Numerical signatures of ultra-local criticality in a one dimensional Kondo lattice model

Abstract

Heavy fermion criticality has been a long-standing problem in condensed matter physics. Here we study a one-dimensional Kondo lattice model through numerical simulation and observe signatures of local criticality. We vary the Kondo coupling $J_K$ at fixed doping x. At large positive $J_K$, we confirm the expected conventional Luttinger liquid phase with $2k_F=\frac{1+x}{2}$ (in units of $2\pi$), an analogue of the heavy Fermi liquid (HFL) in the higher dimension. In the $J_K ≤ 0$ side, our simulation finds the existence of a fractional Luttinger liquid (LL$\star$) phase with $2k_F=\frac{x}{2}$, accompanied by a gapless spin mode originating from localized spin moments, which serves as an analogue of the fractional Fermi liquid (FL$\star$) phase in higher dimensions. The LL$\star$ phase becomes unstable and transitions to a spin-gapped Luther-Emery (LE) liquid phase at small positive $J_K$. Then we mainly focus on the "critical regime" between the LE phase and the LL phase. Approaching the critical point from the spin-gapped LE phase, we often find that the spin gap vanishes continuously, while the spin-spin correlation length in real space stays finite and small. For a certain range of doping, in a point (or narrow region) of $J_K$, the dynamical spin structure factor obtained through the time-evolving block decimation (TEBD) simulation shows dispersion-less spin fluctuations in a finite range of momentum space above a small energy scale (around $0.035 J$) that is limited by the TEBD accuracy.
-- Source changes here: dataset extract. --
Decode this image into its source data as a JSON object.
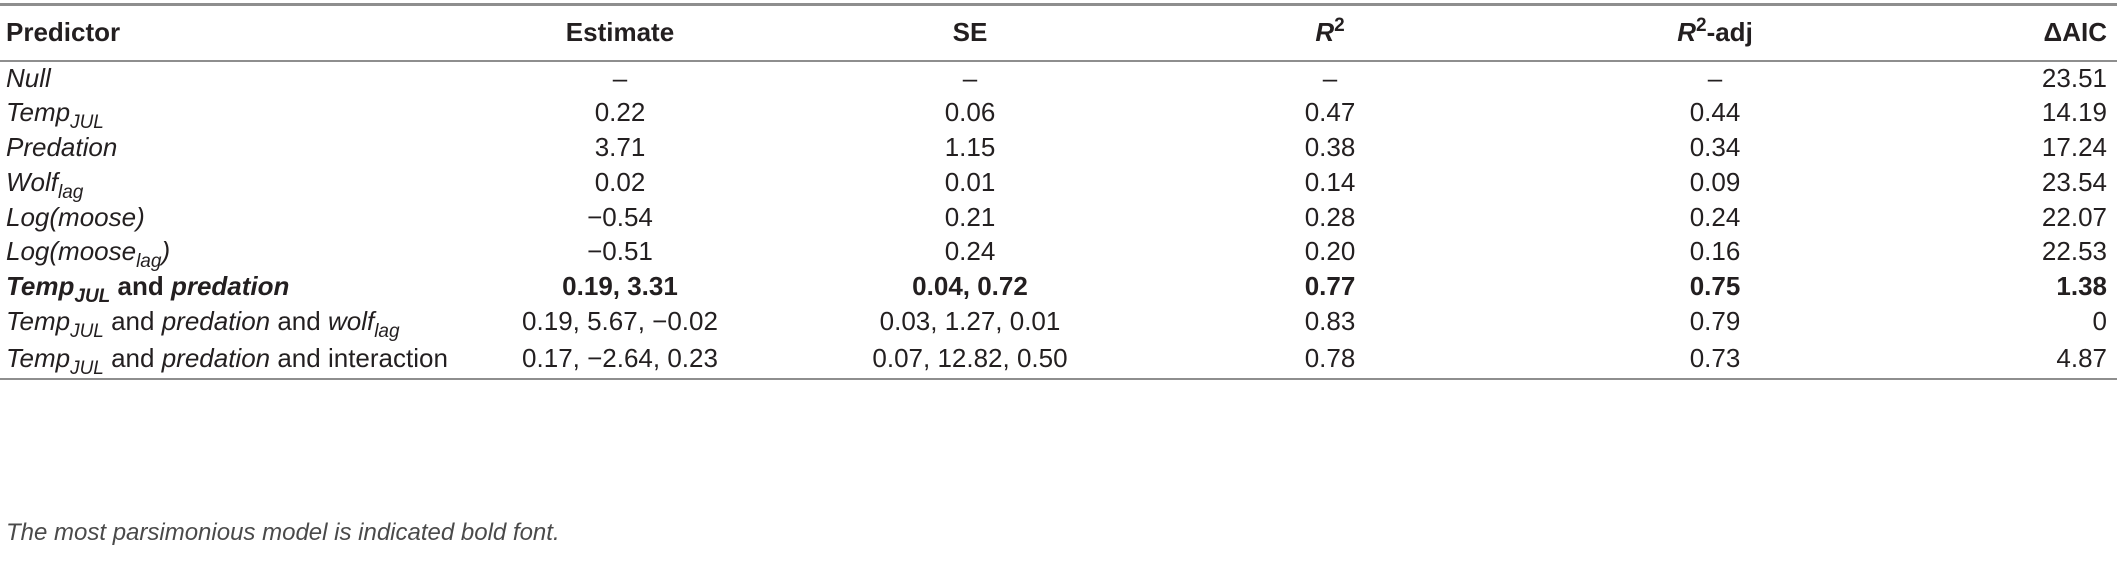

All of these results are unexpected for a regular gapless phase (or critical point) described by conformal field theory (CFT). Instead, they are more consistent with exotic ultra-local criticality with an infinite dynamical exponent $z=+$. The numerical discovery here may have important implications on our general theoretical understanding of the strange metals in heavy fermion systems. Lastly, we propose to simulate the model in a bilayer optical lattice with a potential difference.